The rain was still falling, though in a steadier, heavier downpour as his mare walked dejectedly along Bury New Road. He bent his head to keep the rain out of his eyes but it only ran off the brim of his hat in a small waterfall so that he could barely see and down the back of his coat collar, soaking through to his shirt. He wore a waterproof cape but the water just ran off it into his boots but somehow he couldn’t find the interest even to care. Jesus, what was he to do? She lived in his heart, in the pure agony of his mind and in his soul and no matter what he did he could not seem to wrench her out of it. He’d tried everything, even taking up with a certain attractive woman who lived in Cheetham Hill, the young and neglected wife of an elderly gentleman with a small engineering firm whom he had met in the way of business. He had been invited to dine and the young wife had made it perfectly clear to him that his attentions would not be unwelcome and though it had satisfied his physical needs he found it most distressing at times, just when he was about to penetrate her, to see Nancy Brody’s scarred face on the insides of his closed eyelids.
He hunched even deeper into the chafing collar of his cape and so deep was his misery he did not even turn his head when he passed the small house where the woman who was in his thoughts lived. Goddammit, he would have to do something soon. He wanted more from life than a furtive hole-in-the-corner affair with a lonely and deprived woman who was the wife of another man, and though his pleasure in his boy, his love for him and the boy’s love which was returned was a sweet joy to him, it was not enough. He wanted a wife, more children, a proper home, not the luxurious hotel his home had become since his mother and father left.

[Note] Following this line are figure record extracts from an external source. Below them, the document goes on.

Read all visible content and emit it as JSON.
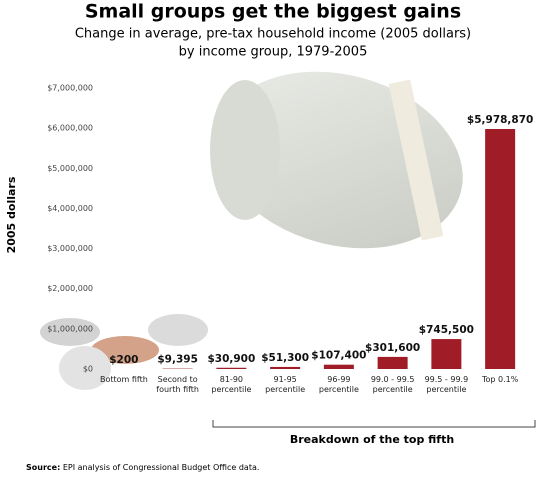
{
  "chart_data": {
    "type": "bar",
    "title": "Small groups get the biggest gains",
    "subtitle": [
      "Change in average, pre-tax household income (2005 dollars)",
      "by income group, 1979-2005"
    ],
    "y_label": "2005 dollars",
    "categories": [
      "Bottom fifth",
      "Second to fourth fifth",
      "81-90 percentile",
      "91-95 percentile",
      "96-99 percentile",
      "99.0 - 99.5 percentile",
      "99.5 - 99.9 percentile",
      "Top 0.1%"
    ],
    "values": [
      200,
      9395,
      30900,
      51300,
      107400,
      301600,
      745500,
      5978870
    ],
    "value_labels": [
      "$200",
      "$9,395",
      "$30,900",
      "$51,300",
      "$107,400",
      "$301,600",
      "$745,500",
      "$5,978,870"
    ],
    "color": "#a01c26",
    "ylim": [
      0,
      7000000
    ],
    "yticks": [
      {
        "value": 0,
        "label": "$0"
      },
      {
        "value": 1000000,
        "label": "$1,000,000"
      },
      {
        "value": 2000000,
        "label": "$2,000,000"
      },
      {
        "value": 3000000,
        "label": "$3,000,000"
      },
      {
        "value": 4000000,
        "label": "$4,000,000"
      },
      {
        "value": 5000000,
        "label": "$5,000,000"
      },
      {
        "value": 6000000,
        "label": "$6,000,000"
      },
      {
        "value": 7000000,
        "label": "$7,000,000"
      }
    ],
    "grid": false,
    "annotation": "Breakdown of the top fifth",
    "source_label": "Source:",
    "source_text": "EPI analysis of Congressional Budget Office data."
  }
}
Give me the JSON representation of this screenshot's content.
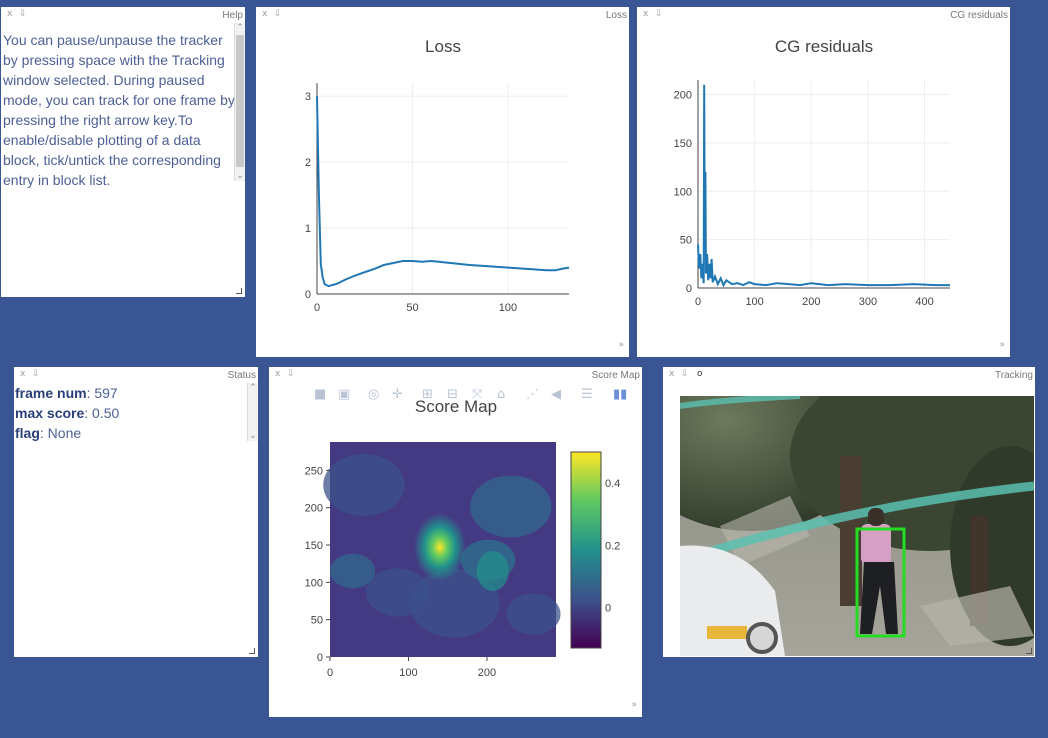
{
  "help": {
    "title": "Help",
    "close": "x",
    "pin": "⇩",
    "text": "You can pause/unpause the tracker by pressing space with the Tracking window selected. During paused mode, you can track for one frame by pressing the right arrow key.To enable/disable plotting of a data block, tick/untick the corresponding entry in block list."
  },
  "loss": {
    "title": "Loss",
    "close": "x",
    "pin": "⇩",
    "expand": "»",
    "chart_data": {
      "type": "line",
      "title": "Loss",
      "x_ticks": [
        0,
        50,
        100
      ],
      "y_ticks": [
        0,
        1,
        2,
        3
      ],
      "xlim": [
        0,
        132
      ],
      "ylim": [
        0,
        3.2
      ],
      "series": [
        {
          "color": "#1f77b4",
          "x": [
            0,
            1,
            2,
            3,
            4,
            6,
            10,
            15,
            20,
            25,
            30,
            35,
            40,
            45,
            50,
            55,
            60,
            70,
            80,
            90,
            100,
            110,
            120,
            125,
            128,
            132
          ],
          "y": [
            3.0,
            1.5,
            0.45,
            0.25,
            0.15,
            0.12,
            0.15,
            0.22,
            0.28,
            0.33,
            0.38,
            0.44,
            0.47,
            0.5,
            0.5,
            0.49,
            0.5,
            0.47,
            0.44,
            0.42,
            0.4,
            0.38,
            0.36,
            0.36,
            0.38,
            0.4
          ]
        }
      ]
    }
  },
  "cg": {
    "title": "CG residuals",
    "close": "x",
    "pin": "⇩",
    "expand": "»",
    "chart_data": {
      "type": "line",
      "title": "CG residuals",
      "x_ticks": [
        0,
        100,
        200,
        300,
        400
      ],
      "y_ticks": [
        0,
        50,
        100,
        150,
        200
      ],
      "xlim": [
        0,
        445
      ],
      "ylim": [
        0,
        215
      ],
      "series": [
        {
          "color": "#1f77b4",
          "x": [
            0,
            2,
            4,
            6,
            8,
            10,
            11,
            12,
            13,
            14,
            16,
            18,
            20,
            22,
            24,
            26,
            30,
            35,
            40,
            45,
            50,
            60,
            70,
            80,
            90,
            100,
            120,
            140,
            160,
            180,
            200,
            230,
            260,
            300,
            340,
            380,
            420,
            445
          ],
          "y": [
            45,
            20,
            35,
            10,
            25,
            5,
            210,
            40,
            120,
            15,
            35,
            8,
            25,
            10,
            30,
            6,
            12,
            4,
            10,
            3,
            8,
            4,
            5,
            3,
            6,
            4,
            3,
            5,
            4,
            3,
            5,
            3,
            4,
            3,
            3,
            4,
            3,
            3
          ]
        }
      ]
    }
  },
  "status": {
    "title": "Status",
    "close": "x",
    "pin": "⇩",
    "rows": [
      {
        "label": "frame num",
        "value": ": 597"
      },
      {
        "label": "max score",
        "value": ": 0.50"
      },
      {
        "label": "flag",
        "value": ": None"
      }
    ]
  },
  "score": {
    "title": "Score Map",
    "close": "x",
    "pin": "⇩",
    "expand": "»",
    "toolbar_icons": [
      "camera-icon",
      "save-icon",
      "zoom-icon",
      "pan-icon",
      "zoom-in-icon",
      "zoom-out-icon",
      "autoscale-icon",
      "home-icon",
      "spike-lines-icon",
      "hover-closest-icon",
      "hover-compare-icon",
      "plotly-logo-icon"
    ],
    "chart_data": {
      "type": "heatmap",
      "title": "Score Map",
      "x_ticks": [
        0,
        100,
        200
      ],
      "y_ticks": [
        0,
        50,
        100,
        150,
        200,
        250
      ],
      "xlim": [
        0,
        288
      ],
      "ylim": [
        0,
        288
      ],
      "colorbar_ticks": [
        0,
        0.2,
        0.4
      ],
      "zlim": [
        -0.13,
        0.5
      ],
      "colors": [
        "#440154",
        "#3b528b",
        "#21918c",
        "#5ec962",
        "#fde725"
      ],
      "peak": {
        "x": 140,
        "y": 147,
        "value": 0.5
      }
    }
  },
  "tracking": {
    "title": "Tracking",
    "close": "x",
    "pin": "⇩",
    "extra": "o",
    "bbox_color": "#22dd22"
  }
}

God almighty, he was cold and soaking wet. He wished he had taken up the gentleman’s practice of carrying a hip flask of brandy with him. A good swig would put some fire in his belly and sustain him until he got home to a hot bath and a hot meal; but then why should he wait until he got home? There was the answer just across the road in the shape of the Grove Inn where he could take a glass of brandy and sit by the leaping flames of a good fire. He had taken a glass or two there before and his mare would be looked after in the landlord’s stable which had been there, and still stood, since the days when the premises had been a coaching inn.
The boy took his animal, promising to give her a rub down and a handful of oats until the gentleman came for her and to take his time since it was dry and warm in Mr Ainsworth’s stable. He pocketed the sixpence Josh gave him and, whistling through his teeth, began to rub down the mare with a handful of straw.